The demand for youth development commission is the umbrella demand of the Osun Youth Agenda. Unlike a ministry, the commission would be established by law, funded through funds and grants drawn from multiple sources such as government, the private sector and development partners. Models of Lagos State Employment Trust Fund, Kogi State Youth Development Commission, Akwa Ibom Youth Development Fund and Oyo State Agency for Youth Development were adopted, adapted and domesticated. It was observed that setting up a ministry is at the discretion of the governor. But, a commission established by law stands. It could not be tampered with except through the instrumentality of the law that establishes it.

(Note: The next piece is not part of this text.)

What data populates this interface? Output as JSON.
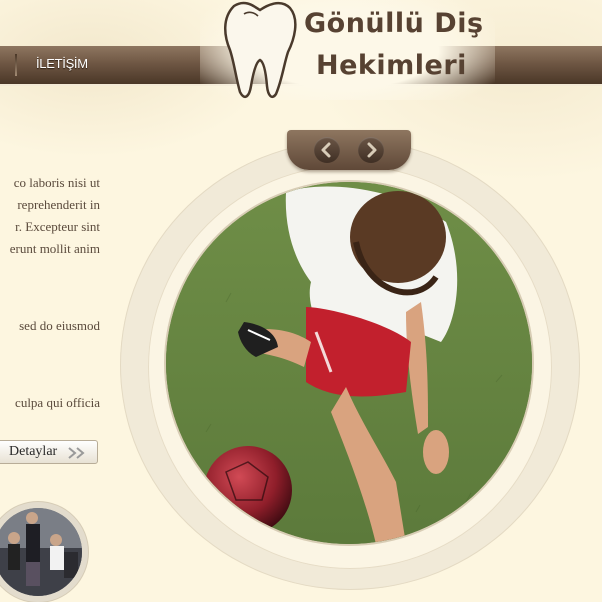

There are a number of agricultural or farm settlements in selected zones in the state. Osogbo and Ago Owu are popular settlements. The Osun Youth Agenda advocated that the settlement should be made more youth friendly and conducive for young farmers. In order to harvest the different young talents in the IT world in Osun, it was suggested that a computer village and an Innovation hub be established to enable young Osun IT-preneurs to flourish. There were equally recommendations concerning reviewing the existing Osun Youth Empowerment Scheme. It was recommended that the scheme be repackaged to encourage the participants to become entrepreneurs. This scheme should train the young participants in business development; give them seed funding and as well attached them to successful entrepreneurs for mentorship for a certain period of time.
KDI employed an intensive advocacy strategies and tactics. The technical committee members and the KDI team were involved in advocacy visits, stakeholder engagements, policy brief generation and policy dialogue. The campaign which started with a clear roadmap to the destination culminated in various visits to critical stakeholders and policy makers. The Policy Dialogue was the last of such interaction. The governor of the state was well represented by the Deputy Governor, Mr. Benedict Olugboyega Alabi. The Speaker of the State House of Assembly, Rt. Hon. Timothy Owoeye and the Chief Whip, Hon. Tunde Olatunji were at the dialogue too. The policy dialogue also had in attendance high representations from concerned ministries including Ministries of Agriculture, Health and the then Empowerment and Youth Engagement. Commitments were secured from the attendees and promises were made on the Osun Youth Agenda. Again, I led the team that collated and drafted the outcomes of the dialogue and as well coordinated the communiqué session.
It is seven months down the line when the technical committee first met with KDI for a strategy session on Osun Youth Agenda. The efforts have started to yield results. Few weeks after the policy dialogue in Osogbo, a ministry solely dedicated to youths and sports was created. A 40-year old was put in charge to run the affairs of the ministry. The bill seeking the establishment of the state youth development commission is on its way to the state legislature. The advocacy for the betterment of the affairs of the youth in Osun is yielding result. Special thanks to KDI. We should celebrate soon.